Of course, programming a decent Stratego player is going to require quite unique algorithms and tactics. I will try and summarise a few of my theories here in brief, but don’t expect me to give too much away. (Admittedly, my ideas are currently little more developed than what I write here.) My plan is essentially to use something based on the alpha-beta search algorithm for traversing the tree of all possible future moves, almost identically to chess AIs. A transposition table and a few other traditional methods should come in handy, but that’s about where it ends and the statistical nature of the game requires its own approach. Clearly, considering an unknown opponent piece to be anything would allow the tree to branch far too quickly for any useful results, and would in many situations be near-pointless anyway. Very basically, my proposed solution is to use Bayesian probability and inference to calculate the likelihood of certain outcomes and thus assess the risk of different moves and strategies. Maintaining a list of probabilities of each opponent piece being of a certain type (for all nodes within the tree) is therefore a fundamental requirement, though with all liklihood not enough. In addition, it is perhaps equally important to keep track of what the opponent might guess its own pieces to be.  Now, simply choosing the move with the statistically best expected outcome would however produce a very poor player, since a good (human or computer) player does not base their moves purely on probabilitic calculations. For this reason, the program must have some understanding of the concept of bluffing among other things; it is generally not wise to attack an unknown piece with the potential of a large loss despite it being relatively likely that that it will defeat it anyway. In summary, I expect the design of the cost function for the search algorithm will be crucial in that it needs to account for movement behaviour of pieces as well as macro-decisions made by the opponent, apart from the usual point counts and piece positions. I cannot yet tell whether it will be more effective to simulate the human decision-making process when playing Stratego or that of existing AIs for board games (or quite possibly a hybrid of the two).

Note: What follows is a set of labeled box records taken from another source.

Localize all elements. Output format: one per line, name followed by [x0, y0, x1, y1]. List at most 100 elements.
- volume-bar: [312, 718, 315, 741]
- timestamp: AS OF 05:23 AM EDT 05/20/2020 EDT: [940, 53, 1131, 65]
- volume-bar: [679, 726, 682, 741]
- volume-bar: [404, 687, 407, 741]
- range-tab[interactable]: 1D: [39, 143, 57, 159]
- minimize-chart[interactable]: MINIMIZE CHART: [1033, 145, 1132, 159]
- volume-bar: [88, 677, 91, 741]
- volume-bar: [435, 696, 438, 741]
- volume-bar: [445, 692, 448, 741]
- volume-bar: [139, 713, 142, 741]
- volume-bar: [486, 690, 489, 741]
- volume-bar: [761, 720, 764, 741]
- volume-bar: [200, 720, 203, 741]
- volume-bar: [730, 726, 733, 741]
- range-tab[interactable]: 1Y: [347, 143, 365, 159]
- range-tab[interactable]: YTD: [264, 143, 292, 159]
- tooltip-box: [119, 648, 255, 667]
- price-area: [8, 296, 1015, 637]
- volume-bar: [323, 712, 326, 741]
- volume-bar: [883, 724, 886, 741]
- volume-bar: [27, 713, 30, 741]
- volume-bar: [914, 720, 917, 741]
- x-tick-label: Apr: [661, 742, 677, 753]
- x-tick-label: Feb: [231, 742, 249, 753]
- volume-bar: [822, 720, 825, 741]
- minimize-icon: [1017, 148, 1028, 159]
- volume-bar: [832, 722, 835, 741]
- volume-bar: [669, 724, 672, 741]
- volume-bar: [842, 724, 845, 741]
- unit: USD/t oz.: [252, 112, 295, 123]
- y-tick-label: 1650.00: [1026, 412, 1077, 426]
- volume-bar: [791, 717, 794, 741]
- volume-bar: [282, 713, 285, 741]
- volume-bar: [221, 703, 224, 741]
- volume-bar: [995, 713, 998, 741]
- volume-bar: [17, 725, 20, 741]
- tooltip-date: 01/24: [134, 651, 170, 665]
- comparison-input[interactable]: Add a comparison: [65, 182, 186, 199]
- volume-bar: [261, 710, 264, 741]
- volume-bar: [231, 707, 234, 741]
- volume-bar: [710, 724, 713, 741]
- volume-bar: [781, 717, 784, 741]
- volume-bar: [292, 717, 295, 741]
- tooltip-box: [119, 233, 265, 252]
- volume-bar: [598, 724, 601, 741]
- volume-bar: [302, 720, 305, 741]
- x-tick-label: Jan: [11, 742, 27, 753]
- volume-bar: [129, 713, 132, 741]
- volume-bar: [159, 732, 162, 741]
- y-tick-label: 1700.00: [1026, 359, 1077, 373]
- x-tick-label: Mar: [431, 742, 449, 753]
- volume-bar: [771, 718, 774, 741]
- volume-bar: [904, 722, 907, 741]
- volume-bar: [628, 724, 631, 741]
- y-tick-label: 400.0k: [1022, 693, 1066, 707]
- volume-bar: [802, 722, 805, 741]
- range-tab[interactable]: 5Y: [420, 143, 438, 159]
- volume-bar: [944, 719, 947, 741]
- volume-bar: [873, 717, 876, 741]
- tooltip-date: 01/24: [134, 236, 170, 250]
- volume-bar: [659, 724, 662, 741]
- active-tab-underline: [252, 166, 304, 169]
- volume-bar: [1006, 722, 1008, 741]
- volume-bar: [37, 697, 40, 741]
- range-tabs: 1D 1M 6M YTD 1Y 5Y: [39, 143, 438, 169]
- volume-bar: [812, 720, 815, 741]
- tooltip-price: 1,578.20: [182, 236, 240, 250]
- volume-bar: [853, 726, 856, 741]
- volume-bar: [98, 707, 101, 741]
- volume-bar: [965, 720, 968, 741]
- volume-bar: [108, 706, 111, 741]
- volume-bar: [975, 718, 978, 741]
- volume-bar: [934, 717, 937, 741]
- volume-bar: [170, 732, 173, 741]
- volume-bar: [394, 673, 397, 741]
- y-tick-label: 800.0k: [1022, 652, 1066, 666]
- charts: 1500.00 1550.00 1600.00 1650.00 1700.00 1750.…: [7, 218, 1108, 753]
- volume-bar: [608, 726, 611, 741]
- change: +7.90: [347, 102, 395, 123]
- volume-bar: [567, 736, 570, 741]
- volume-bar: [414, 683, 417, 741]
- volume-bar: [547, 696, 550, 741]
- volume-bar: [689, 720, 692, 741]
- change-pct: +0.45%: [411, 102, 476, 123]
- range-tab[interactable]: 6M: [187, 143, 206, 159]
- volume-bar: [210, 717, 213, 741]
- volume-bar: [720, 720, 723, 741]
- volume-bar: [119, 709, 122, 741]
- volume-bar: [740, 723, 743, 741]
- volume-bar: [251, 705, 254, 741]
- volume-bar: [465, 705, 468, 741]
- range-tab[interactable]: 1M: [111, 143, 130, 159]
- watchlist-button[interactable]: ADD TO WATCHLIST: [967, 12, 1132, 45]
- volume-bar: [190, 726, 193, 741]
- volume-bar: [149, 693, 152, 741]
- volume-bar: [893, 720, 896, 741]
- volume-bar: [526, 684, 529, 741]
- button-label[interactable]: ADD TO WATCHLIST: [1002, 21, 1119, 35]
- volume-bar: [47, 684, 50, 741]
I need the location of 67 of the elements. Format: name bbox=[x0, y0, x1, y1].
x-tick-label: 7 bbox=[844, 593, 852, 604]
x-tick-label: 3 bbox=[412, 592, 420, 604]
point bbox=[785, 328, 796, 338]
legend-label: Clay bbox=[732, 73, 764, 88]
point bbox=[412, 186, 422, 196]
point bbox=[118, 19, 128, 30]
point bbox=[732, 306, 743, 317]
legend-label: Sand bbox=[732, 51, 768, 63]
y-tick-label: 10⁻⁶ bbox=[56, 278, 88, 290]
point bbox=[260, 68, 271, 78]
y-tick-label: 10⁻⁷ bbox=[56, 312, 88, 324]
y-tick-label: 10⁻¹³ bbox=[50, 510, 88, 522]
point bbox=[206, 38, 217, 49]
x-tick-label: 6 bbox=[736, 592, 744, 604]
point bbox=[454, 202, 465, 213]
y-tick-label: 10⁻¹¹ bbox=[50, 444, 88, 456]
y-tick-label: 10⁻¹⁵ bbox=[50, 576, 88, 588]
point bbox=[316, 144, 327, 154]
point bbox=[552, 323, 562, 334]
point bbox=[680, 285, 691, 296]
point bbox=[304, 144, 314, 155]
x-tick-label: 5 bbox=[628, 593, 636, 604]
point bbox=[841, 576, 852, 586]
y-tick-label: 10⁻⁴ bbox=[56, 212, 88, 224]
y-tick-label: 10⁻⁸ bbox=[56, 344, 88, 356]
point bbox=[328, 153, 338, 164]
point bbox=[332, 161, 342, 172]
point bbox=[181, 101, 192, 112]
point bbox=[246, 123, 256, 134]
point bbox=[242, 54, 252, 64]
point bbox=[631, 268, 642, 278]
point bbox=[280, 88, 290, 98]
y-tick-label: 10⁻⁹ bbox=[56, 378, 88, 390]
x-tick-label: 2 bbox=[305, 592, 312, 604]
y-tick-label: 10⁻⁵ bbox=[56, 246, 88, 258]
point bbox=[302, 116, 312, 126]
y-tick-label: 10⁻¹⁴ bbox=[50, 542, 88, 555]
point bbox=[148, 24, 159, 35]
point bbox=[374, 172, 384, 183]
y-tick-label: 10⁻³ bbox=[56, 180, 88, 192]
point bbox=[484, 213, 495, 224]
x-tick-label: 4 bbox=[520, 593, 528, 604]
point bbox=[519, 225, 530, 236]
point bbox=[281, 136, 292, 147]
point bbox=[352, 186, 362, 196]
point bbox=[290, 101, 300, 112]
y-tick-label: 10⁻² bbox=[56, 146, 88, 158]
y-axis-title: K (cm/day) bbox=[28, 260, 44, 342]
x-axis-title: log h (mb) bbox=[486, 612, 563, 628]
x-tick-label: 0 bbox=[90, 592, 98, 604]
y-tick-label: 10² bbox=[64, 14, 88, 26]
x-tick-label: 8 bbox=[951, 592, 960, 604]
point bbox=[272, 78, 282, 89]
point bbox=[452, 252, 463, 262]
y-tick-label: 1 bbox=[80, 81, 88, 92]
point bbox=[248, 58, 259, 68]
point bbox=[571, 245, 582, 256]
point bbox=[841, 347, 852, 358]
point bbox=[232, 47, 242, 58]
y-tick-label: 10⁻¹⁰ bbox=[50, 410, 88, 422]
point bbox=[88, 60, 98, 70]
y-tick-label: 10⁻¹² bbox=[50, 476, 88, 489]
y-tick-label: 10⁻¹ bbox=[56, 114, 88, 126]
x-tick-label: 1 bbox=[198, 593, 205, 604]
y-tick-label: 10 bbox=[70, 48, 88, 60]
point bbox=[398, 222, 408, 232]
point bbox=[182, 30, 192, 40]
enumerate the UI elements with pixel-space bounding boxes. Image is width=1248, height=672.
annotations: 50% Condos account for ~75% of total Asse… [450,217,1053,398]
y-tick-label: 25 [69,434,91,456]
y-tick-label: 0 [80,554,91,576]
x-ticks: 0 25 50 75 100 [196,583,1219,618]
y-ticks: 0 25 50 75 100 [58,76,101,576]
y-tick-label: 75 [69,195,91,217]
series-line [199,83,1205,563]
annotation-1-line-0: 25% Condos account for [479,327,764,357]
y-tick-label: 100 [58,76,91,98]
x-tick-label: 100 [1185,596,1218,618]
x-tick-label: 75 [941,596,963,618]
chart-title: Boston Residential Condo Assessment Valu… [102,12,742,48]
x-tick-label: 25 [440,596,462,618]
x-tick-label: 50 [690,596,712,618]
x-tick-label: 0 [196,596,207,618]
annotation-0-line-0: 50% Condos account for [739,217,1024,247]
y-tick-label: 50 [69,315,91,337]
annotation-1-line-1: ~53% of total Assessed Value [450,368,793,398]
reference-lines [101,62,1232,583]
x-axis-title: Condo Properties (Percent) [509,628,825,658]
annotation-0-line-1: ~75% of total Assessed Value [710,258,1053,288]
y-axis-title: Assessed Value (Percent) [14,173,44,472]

So that concludes the first of my posts on the subject. Look out for a follow-up post as I begin serious work on the bot and get some interesting results to show. For the meanwhile there is a rather long list of post ideas to keep me going.

Update

Imer Satz, the creator of Probe (the reigning AI of the Stratego Computer World Championships),  has kindly pointed out that there does in fact exist a host of files (roughly 75,000) of recorded classic Stratego games. The are available for download  from the gravon.de website. Imer has stated that he might be willing to put up an archive of all these games; I will update the post again if there is any success in this respect.